Queensland Minister for State Development, Manufacturing, Infrastructure and Planning Cameron Dick said metallurgical coal produced in the Bowen Basin was in high demand for use in steel production in Asia.
"The project will produce up to 15 million tonnes of metallurgical coal per year for export via the Dalrymple Bay Coal Terminal near Mackay," he said.
Dick said the project maximised the use of existing road, rail, power and water infrastructure in Queensland's most established coal region and would operate alongside 25 existing mines.
"The proposed project includes coal handling and crushing facilities at the mine's Olive Downs South and Willunga precincts, a rail link to transport coal to the Dalrymple Bay Coal Terminal and a water pipeline and power transmission line," he said.

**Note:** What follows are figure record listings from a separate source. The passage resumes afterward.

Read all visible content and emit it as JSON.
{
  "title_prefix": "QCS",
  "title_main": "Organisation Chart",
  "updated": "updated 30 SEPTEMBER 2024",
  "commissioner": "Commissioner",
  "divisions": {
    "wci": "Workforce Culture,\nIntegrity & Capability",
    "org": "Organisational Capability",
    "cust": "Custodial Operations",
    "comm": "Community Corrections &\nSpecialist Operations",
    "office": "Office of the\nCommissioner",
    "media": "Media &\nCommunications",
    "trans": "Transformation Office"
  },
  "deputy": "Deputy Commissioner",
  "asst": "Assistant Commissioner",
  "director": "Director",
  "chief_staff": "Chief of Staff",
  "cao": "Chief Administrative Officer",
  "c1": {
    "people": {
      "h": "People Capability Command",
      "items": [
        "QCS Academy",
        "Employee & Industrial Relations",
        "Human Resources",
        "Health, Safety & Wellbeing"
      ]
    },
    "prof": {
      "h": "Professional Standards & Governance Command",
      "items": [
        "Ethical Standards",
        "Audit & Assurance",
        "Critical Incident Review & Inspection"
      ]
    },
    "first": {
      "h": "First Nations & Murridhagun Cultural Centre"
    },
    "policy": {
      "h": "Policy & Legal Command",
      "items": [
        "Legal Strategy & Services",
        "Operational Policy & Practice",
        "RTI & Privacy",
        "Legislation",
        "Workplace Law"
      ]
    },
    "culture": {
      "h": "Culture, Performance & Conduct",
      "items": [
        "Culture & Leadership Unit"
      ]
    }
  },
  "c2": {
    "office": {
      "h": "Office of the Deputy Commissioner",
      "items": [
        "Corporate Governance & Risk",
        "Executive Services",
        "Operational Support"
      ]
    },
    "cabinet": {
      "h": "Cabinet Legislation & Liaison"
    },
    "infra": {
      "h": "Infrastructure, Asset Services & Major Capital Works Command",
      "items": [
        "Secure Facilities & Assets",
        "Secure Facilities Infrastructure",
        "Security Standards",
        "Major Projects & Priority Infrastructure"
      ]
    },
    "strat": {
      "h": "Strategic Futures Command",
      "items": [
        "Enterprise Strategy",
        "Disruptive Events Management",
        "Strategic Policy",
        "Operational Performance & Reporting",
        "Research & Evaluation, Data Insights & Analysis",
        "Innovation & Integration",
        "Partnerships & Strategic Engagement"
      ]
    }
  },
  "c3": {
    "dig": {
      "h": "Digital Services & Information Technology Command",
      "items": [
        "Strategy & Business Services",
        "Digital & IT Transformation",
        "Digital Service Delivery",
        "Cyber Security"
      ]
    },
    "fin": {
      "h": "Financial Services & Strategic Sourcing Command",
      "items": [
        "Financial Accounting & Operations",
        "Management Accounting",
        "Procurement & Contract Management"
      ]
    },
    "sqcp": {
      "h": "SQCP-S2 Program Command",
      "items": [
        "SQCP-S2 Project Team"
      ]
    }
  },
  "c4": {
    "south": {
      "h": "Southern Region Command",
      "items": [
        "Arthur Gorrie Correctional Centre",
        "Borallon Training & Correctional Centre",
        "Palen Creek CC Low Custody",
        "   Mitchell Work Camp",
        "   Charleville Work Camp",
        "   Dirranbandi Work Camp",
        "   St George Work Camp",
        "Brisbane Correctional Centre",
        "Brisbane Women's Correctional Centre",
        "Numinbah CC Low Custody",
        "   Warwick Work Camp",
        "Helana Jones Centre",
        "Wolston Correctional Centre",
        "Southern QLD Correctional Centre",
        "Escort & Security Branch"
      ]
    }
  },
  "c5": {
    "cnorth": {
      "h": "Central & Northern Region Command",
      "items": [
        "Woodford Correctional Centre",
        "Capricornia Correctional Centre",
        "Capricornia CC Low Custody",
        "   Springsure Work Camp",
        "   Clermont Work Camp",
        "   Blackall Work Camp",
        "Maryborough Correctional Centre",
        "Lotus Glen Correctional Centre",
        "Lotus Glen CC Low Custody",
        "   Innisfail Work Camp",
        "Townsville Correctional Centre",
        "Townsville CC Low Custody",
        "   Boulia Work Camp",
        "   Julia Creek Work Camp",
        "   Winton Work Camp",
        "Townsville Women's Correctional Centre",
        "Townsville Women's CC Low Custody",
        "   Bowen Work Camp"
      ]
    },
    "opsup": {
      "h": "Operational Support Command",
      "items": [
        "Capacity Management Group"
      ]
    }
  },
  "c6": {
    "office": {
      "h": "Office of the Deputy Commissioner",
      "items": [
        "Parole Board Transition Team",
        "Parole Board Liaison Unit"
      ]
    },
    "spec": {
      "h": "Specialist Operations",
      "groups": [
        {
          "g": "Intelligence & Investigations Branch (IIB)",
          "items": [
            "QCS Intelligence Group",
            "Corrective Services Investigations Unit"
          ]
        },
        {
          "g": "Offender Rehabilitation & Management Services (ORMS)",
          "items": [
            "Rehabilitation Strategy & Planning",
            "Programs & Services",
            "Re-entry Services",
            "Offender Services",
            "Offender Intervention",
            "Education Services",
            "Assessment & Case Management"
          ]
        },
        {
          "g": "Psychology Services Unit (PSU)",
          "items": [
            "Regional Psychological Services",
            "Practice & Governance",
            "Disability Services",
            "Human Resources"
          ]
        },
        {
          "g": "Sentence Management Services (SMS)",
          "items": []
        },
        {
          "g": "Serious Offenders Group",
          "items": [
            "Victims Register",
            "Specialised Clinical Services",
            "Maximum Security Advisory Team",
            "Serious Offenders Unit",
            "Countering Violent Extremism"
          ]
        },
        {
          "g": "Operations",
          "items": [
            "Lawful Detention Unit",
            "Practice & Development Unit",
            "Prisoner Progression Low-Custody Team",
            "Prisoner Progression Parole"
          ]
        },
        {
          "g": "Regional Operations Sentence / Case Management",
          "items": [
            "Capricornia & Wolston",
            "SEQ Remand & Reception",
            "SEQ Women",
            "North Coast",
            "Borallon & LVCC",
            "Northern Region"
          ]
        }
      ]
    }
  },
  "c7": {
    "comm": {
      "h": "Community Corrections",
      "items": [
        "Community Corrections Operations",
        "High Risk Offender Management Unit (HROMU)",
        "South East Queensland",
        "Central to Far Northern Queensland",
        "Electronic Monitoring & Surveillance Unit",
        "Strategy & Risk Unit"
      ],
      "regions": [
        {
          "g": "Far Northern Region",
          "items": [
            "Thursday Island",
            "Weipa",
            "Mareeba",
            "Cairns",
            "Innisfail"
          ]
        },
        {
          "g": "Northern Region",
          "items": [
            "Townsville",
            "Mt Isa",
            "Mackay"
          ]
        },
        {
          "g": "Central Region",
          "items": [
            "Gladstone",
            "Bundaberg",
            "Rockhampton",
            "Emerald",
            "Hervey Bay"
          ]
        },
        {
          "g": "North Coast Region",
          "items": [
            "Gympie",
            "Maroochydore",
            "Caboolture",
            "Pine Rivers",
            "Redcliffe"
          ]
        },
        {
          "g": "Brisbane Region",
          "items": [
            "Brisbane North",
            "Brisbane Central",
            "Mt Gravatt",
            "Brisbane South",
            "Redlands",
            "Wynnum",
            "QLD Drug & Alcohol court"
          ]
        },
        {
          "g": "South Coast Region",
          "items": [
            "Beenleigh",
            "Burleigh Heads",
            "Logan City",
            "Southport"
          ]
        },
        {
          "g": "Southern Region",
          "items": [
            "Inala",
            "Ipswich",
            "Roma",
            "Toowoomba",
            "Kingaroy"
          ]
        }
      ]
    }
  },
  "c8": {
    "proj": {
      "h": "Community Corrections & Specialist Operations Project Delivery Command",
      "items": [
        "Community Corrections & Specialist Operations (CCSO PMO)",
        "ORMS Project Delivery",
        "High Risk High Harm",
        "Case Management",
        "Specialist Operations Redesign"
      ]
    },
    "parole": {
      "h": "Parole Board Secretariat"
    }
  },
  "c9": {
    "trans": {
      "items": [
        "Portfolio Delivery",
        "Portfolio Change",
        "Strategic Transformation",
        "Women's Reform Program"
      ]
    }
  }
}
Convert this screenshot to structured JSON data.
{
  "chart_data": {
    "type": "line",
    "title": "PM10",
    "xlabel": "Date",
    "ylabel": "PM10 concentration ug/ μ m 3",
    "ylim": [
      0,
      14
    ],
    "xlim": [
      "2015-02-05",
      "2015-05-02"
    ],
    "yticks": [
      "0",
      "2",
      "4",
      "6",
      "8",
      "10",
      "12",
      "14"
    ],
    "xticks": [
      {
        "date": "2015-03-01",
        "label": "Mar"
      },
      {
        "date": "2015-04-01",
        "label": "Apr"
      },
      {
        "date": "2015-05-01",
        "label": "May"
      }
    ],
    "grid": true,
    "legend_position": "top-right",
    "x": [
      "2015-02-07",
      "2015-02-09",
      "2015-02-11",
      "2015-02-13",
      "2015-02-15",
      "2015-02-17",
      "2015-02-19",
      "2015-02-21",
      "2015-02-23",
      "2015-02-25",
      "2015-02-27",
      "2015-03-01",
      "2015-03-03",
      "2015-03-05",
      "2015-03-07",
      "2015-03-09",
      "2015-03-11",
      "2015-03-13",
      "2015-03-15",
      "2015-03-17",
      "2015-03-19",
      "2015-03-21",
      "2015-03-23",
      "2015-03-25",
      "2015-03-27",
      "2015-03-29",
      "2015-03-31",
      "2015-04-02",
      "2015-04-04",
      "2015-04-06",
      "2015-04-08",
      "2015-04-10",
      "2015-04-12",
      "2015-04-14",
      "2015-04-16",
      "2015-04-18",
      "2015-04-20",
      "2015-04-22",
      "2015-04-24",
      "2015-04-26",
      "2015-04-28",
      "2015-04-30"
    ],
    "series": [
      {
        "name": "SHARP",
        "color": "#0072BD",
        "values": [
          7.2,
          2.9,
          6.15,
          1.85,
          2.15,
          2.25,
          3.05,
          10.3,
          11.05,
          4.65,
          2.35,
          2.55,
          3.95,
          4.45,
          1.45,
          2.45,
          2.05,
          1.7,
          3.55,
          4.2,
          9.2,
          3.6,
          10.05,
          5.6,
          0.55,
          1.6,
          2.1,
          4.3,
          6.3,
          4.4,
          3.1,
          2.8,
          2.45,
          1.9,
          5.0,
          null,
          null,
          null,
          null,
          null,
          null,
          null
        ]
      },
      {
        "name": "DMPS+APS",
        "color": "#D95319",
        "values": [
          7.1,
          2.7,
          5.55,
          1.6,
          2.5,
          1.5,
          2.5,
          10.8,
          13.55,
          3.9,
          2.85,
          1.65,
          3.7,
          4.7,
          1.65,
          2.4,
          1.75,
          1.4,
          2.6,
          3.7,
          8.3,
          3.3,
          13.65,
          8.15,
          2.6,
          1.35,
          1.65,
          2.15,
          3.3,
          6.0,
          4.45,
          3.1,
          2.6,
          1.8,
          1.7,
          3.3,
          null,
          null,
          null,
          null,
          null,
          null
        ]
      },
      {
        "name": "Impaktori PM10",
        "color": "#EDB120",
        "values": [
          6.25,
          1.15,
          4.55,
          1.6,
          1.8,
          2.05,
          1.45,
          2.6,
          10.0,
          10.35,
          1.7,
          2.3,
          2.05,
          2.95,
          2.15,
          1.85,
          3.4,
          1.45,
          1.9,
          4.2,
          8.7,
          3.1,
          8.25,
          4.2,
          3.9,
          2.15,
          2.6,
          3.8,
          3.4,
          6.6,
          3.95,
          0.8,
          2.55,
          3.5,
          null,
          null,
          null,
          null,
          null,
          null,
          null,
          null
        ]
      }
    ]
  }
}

Member for Mackay and Assistant Minister for State Development Julieanne Gilbert said this was the first project that had completed a social impact assessment under the Strong and Sustainable Resource Communities Act as part of its environmental impact statement.
"It is also the first time that the coordinator general has decided to include the construction phase as being captured by the SSRC Act, further adding to local benefits," she said.
"The SSRC Act requires the proponent Pembroke Resources to encourage workers to live in local towns like Moranbah, Nebo, Dysart and Middlemount and reduce the reliance on fly-in, fly-out workers. Pembroke has committed to recruiting locals and people from other regions who might like to move to local towns.
"There will also be significant opportunities for local and regional suppliers, contractors, service providers and businesses."